We used a purified recombinant wild-type protein and two mutant proteins with the amino acid substitutions K3A/S27D and K62R/V63N/P64A to characterize the function of the N-terminal domain and the flexible arm of HU. In vitro assays for DNA protection, bending, and

compaction were performed. We also designed a H. pylori hup::cat mutant strain to study the role of HU in the acid stress response. CT99021 chemical structure HUwt protein binds DNA and promotes its bending and compaction. Compared with the wild-type protein, both mutant proteins have less affinity for DNA and an impaired bending and compaction ability. By using qRT-PCR, we confirmed overexpression of two genes related to acid stress response (ureA and speA). Such overexpression was abolished in the hup::cat strain, which shows an acid-sensitive phenotype. Altogether, we have shown that HUwt–DNA complex GW-572016 manufacturer formation is favored under acidic pH and that the complex protects DNA from

endonucleolytic cleavage and oxidative stress damage. We also showed that the amino-terminal domain of HU is relevant to DNA–protein complex formation and that the flexible arm of HU is involved in the bending and compaction activities of HU. “
“Vitamin D receptor (VDR) is a member of the nuclear receptor family of transcription factors that play a critical role in innate immunity. This study examined the role of VDR in gastric innate immune defence against the gastric pathogen Helicobacter pylori. Seventeen H. pylori-infected patients and sixteen controls participated in the study. Thiamine-diphosphate kinase The GES-1 cells were transfected with siRNA or incubated with or without 1α,25(OH)2D3 (100 nmol/L) then infected with H. pylori.
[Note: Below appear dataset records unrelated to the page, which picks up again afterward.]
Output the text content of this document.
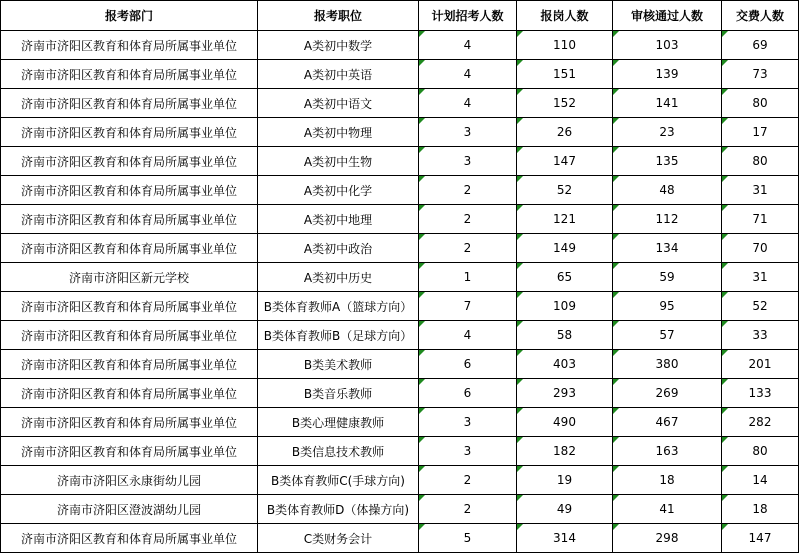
报考部门	报考职位	计划招考人数	报岗人数	审核通过人数	交费人数
济南市济阳区教育和体育局所属事业单位	A类初中数学	4	110	103	69
济南市济阳区教育和体育局所属事业单位	A类初中英语	4	151	139	73
济南市济阳区教育和体育局所属事业单位	A类初中语文	4	152	141	80
济南市济阳区教育和体育局所属事业单位	A类初中物理	3	26	23	17
济南市济阳区教育和体育局所属事业单位	A类初中生物	3	147	135	80
济南市济阳区教育和体育局所属事业单位	A类初中化学	2	52	48	31
济南市济阳区教育和体育局所属事业单位	A类初中地理	2	121	112	71
济南市济阳区教育和体育局所属事业单位	A类初中政治	2	149	134	70
济南市济阳区新元学校	A类初中历史	1	65	59	31
济南市济阳区教育和体育局所属事业单位	B类体育教师A（篮球方向）	7	109	95	52
济南市济阳区教育和体育局所属事业单位	B类体育教师B（足球方向）	4	58	57	33
济南市济阳区教育和体育局所属事业单位	B类美术教师	6	403	380	201
济南市济阳区教育和体育局所属事业单位	B类音乐教师	6	293	269	133
济南市济阳区教育和体育局所属事业单位	B类心理健康教师	3	490	467	282
济南市济阳区教育和体育局所属事业单位	B类信息技术教师	3	182	163	80
济南市济阳区永康街幼儿园	B类体育教师C(手球方向)	2	19	18	14
济南市济阳区澄波湖幼儿园	B类体育教师D（体操方向)	2	49	41	18
济南市济阳区教育和体育局所属事业单位	C类财务会计	5	314	298	147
VDR, cathelicidin antimicrobial

protein (CAMP), and cytokine mRNA expression levels in normal and H. pylori-infected gastric mucosa and GES-1 cells was determined by qRT-PCR and correlated with the histopathologic degree of gastritis. Bactericidal activity was measured by using a colony-forming unit assay. Vitamin D receptor mRNA expression levels were significantly upregulated in H. pylori-infected patients and positively correlated with chronic inflammation scores. There was a significant positive correlation between VDR and CAMP mRNA expression in H. pylori-positive gastric mucosa. VDR siRNA reduced H. pylori-induced CAMP production and conversely increased IL-6 and IL8/CXCL8 expression levels. The vitamin D agonist 1α,25(OH)2D3 increased CAMP expression and reduced cytokine activation in GES-1 cells infected with H. pylori. 1α,25(OH)2D3 could enhance the intracellular killing of the replicating bacteria, but the presence of siVDR and siCAMP led to a decline in its bactericidal ability. The expression of VDR and CAMP in the gastric epithelium is up-regulated in the case of H. pylori infection; thus, VDR plays an important role in gastric mucosa homeostasis and host protection from H. pylori infection.